De acordo com dados hoje publicados pelo gabinete estatístico europeu, entre abril e junho, o consumo das famílias caiu 10,7% na zona euro e 12,3% na UE, registando em ambas o maior recuo desde o início da série temporal, em 1999.

Na zona euro, a quebra do segundo semestre compara-se com a de 3,3% nos primeiros três meses do ano e com a subida de 0,3% no consumo das famílias por habitante no período homólogo.

Na UE, o recuo também se acentua face ao de 3,2% do trimestre anterior e inverte a subida de 0,4% registada entre abril e junho de 2019.
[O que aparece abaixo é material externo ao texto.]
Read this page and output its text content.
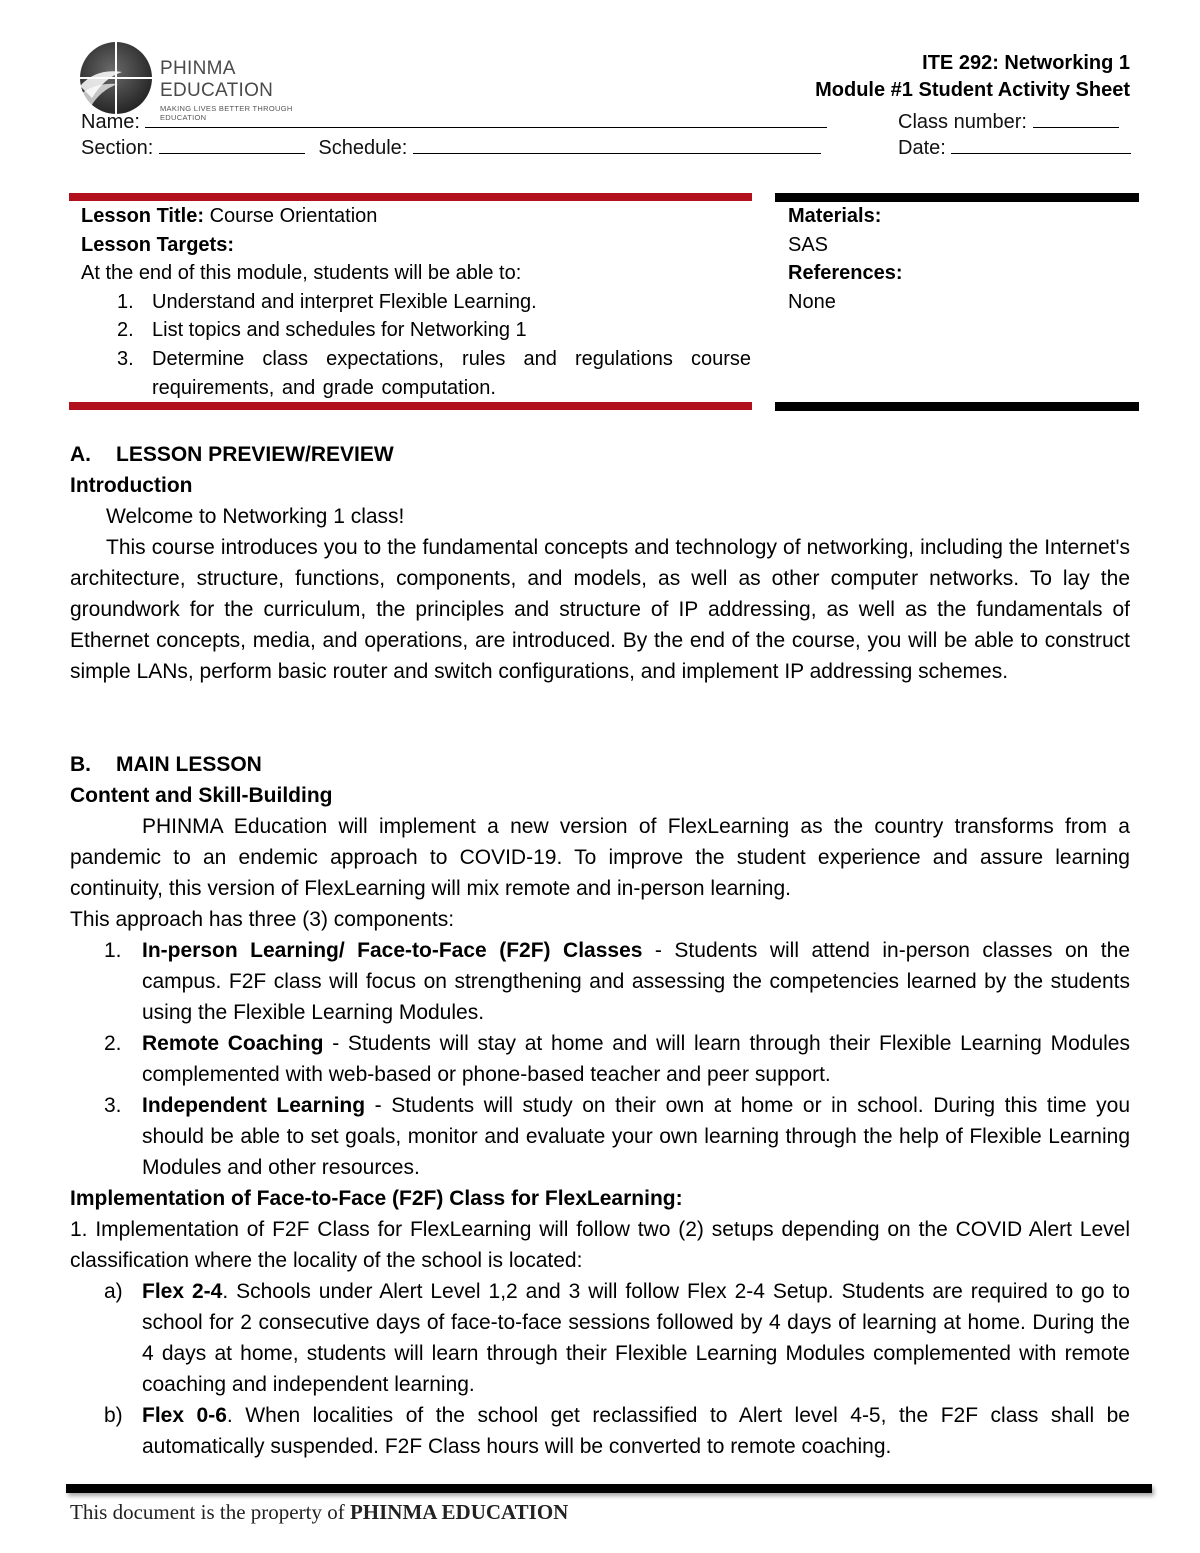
PHINMA EDUCATION
MAKING LIVES BETTER THROUGH EDUCATION
ITE 292: Networking 1
Module #1 Student Activity Sheet
Name:	Class number:
Section:	Schedule:	Date:
Lesson Title: Course Orientation
Lesson Targets:
At the end of this module, students will be able to:
1. Understand and interpret Flexible Learning.
2. List topics and schedules for Networking 1
3. Determine class expectations, rules and regulations course requirements, and grade computation.
Materials:
SAS
References:
None
A. LESSON PREVIEW/REVIEW
Introduction
Welcome to Networking 1 class!
This course introduces you to the fundamental concepts and technology of networking, including the Internet's architecture, structure, functions, components, and models, as well as other computer networks. To lay the groundwork for the curriculum, the principles and structure of IP addressing, as well as the fundamentals of Ethernet concepts, media, and operations, are introduced. By the end of the course, you will be able to construct simple LANs, perform basic router and switch configurations, and implement IP addressing schemes.
B. MAIN LESSON
Content and Skill-Building
PHINMA Education will implement a new version of FlexLearning as the country transforms from a pandemic to an endemic approach to COVID-19. To improve the student experience and assure learning continuity, this version of FlexLearning will mix remote and in-person learning.
This approach has three (3) components:
1. In-person Learning/ Face-to-Face (F2F) Classes - Students will attend in-person classes on the campus. F2F class will focus on strengthening and assessing the competencies learned by the students using the Flexible Learning Modules.
2. Remote Coaching - Students will stay at home and will learn through their Flexible Learning Modules complemented with web-based or phone-based teacher and peer support.
3. Independent Learning - Students will study on their own at home or in school. During this time you should be able to set goals, monitor and evaluate your own learning through the help of Flexible Learning Modules and other resources.
Implementation of Face-to-Face (F2F) Class for FlexLearning:
1. Implementation of F2F Class for FlexLearning will follow two (2) setups depending on the COVID Alert Level classification where the locality of the school is located:
a) Flex 2-4. Schools under Alert Level 1,2 and 3 will follow Flex 2-4 Setup. Students are required to go to school for 2 consecutive days of face-to-face sessions followed by 4 days of learning at home. During the 4 days at home, students will learn through their Flexible Learning Modules complemented with remote coaching and independent learning.
b) Flex 0-6. When localities of the school get reclassified to Alert level 4-5, the F2F class shall be automatically suspended. F2F Class hours will be converted to remote coaching.
This document is the property of PHINMA EDUCATION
Por outro lado, o rendimento das famílias ‘per capita’ na zona euro diminuiu 3,2% em termos reais no segundo trimestre de 2020, após um aumento de 0,5% no primeiro trimestre e de 0,7% no homólogo.

Na UE, o rendimento das famílias por habitante recuou 4,8% entre abril e junho, após um aumento de 0,5% no primeiro trimestre e de 0,6% no período homólogo.

O rendimento real ‘per capita’ das famílias é definido como o rendimento nominal disponível bruto ajustado das famílias dividido pela população total e pelo deflator (índice de preços) da despesa de consumo final das famílias.

O consumo real das famílias ‘per capita’ (ou por habitante) é definido como o consumo final efetivo das famílias, em termos nominais, dividido pela população total, bem como pelo deflator da despesa de consumo final das famílias.